Pseudomonas aeruginosa is a gram-negative bacterium widely distributed in nature. As a common opportunistic pathogen [1,2], it can cause human and animal infections under certain circumstances. People with weak immune systems are more likely to have diseases, such as acute enteritis, meningitis, sepsis and skin inflammation [3,4]. At present, Pseudomonas aeruginosa has been a research hotspot at home and abroad [5,6], which is mainly concentrated in the fields of clinical medicine, basic medicine, biology and pharmacy [[7], [8], [9]]. In recent years, there have been many problems related to the pollution of Pseudomonas aeruginosa, especially the problem of packaging drinking water [[10], [11], [12]]. Moreover, the positive detection of Pseudomonas aeruginosa in cosmetics has been reported repeatedly [13,14]. At present, microbial culture is the main test method for Pseudomonas aeruginosa. It includes several steps, such as bacterial growth, isolation, purification and biochemical identification, which take a long time and may lead to missed detection. This has always been a difficult and painful point in the field of pathogen detection.

Like all other bacteria and fungi, Pseudomonas aeruginosa can absorb various external nutrients for metabolism, which can produce secondary metabolites [15] . These metabolites can be divided into antibiotics, hormones, alkaloids, toxins and vitamins according to different functions. These metabolites not only are biologically active, but also play important roles in maintaining the ecological adaptability of Pseudomonas aeruginosa [16]. They are important for Pseudomonas aeruginosa to survive and reproduce in complex environments. Given the important and complex relationship between microorganisms and metabolites, the study of Pseudomonas aeruginosa metabolites is particularly important.

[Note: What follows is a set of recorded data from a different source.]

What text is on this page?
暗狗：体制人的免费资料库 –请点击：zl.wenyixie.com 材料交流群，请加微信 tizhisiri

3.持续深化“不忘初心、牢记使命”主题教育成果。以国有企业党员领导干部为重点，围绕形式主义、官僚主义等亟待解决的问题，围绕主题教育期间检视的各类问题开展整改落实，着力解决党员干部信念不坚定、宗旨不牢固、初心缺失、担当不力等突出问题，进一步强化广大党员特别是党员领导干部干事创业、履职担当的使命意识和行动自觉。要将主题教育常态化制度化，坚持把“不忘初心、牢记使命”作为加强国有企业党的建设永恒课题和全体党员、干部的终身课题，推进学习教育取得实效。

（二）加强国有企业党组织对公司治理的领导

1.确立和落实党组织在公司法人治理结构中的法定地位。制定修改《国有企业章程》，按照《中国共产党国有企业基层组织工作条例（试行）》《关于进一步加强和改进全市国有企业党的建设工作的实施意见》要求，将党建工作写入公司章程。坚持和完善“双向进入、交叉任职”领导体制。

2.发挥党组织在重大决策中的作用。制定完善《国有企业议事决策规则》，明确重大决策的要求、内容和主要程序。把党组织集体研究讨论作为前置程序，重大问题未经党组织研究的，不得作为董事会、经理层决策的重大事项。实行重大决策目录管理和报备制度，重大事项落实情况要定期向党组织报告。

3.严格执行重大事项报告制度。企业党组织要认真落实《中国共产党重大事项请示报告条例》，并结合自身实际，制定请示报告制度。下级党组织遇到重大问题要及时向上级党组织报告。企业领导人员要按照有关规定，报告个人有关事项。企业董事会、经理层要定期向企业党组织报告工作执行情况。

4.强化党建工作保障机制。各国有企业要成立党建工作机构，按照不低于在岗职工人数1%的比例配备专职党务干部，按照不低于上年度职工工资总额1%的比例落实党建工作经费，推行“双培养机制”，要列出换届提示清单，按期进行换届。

At present, there are relatively few studies on the detection methods of metabolites for Pseudomonas aeruginosa. Jia Fei used a surface-enhanced Raman spectroscopy (SERS) biosensor of gold nanoparticles to detect pyocyanin in water [17] . Fatima AlZahra used cyclic voltammetry to selectively detect pyocyanin [18]. Olga Zukovskaja used a SERS-active silicon nanowire matrix to rapidly detect pyocyanin, a bacterial biomarker, in saliva [19]. Tanaka Yuki used a portable SERS sensor to simulate the detection of pyocyanin in wound fluid [20]. Schneider Sylvia used electrochemical sensing technology to detect pyocyanin (PYO), pseudomonas quinolone signal (PQS), 2-heptyl-4-hydroxyquinoline (HHQ) and 2-heptyl-4-hydroxyquinoline n-oxide (HQNO) [21]. However, these studies primarily focus on electrochemical or biosensing techniques, with a detection range of 0.5–100 μM. These methods suffer from low sensitivity, poor specificity and limited applicability. The target substances for research are few and the research objects are not fully covered. Moreover, the chemical structure of secondary metabolites is complex and variable with low content. Therefore, it is necessary to develop a sensitive, accurate, reliable and convenient method for the detection of Pseudomonas aeruginosa metabolites.

This study innovatively established a method for determining Pseudomonas aeruginosa metabolites via high performance liquid chromatography tandem triple quadrupole mass spectrometry (HPLC-MS/MS). 17 possible metabolites were selected for screening. Compared with the existing studies, this method has the advantages of high sensitivity, strong specificity, excellent selectivity, good accuracy and high detection efficiency. And it is easier to promote and apply in practice. Furthermore, the verified method was innovatively applied to the metabolic analysis of Pseudomonas aeruginosa to screen for possible characteristic biomarkers. It was also applied to assess the residual risk of Pseudomonas aeruginosa metabolites in cosmetics and explore their metabolic associations. It can be used as a new analytical technique for microbial metabolomics analysis and biological identification, which provides technical support for applied research on Pseudomonas aeruginosa in clinical and industrial fields.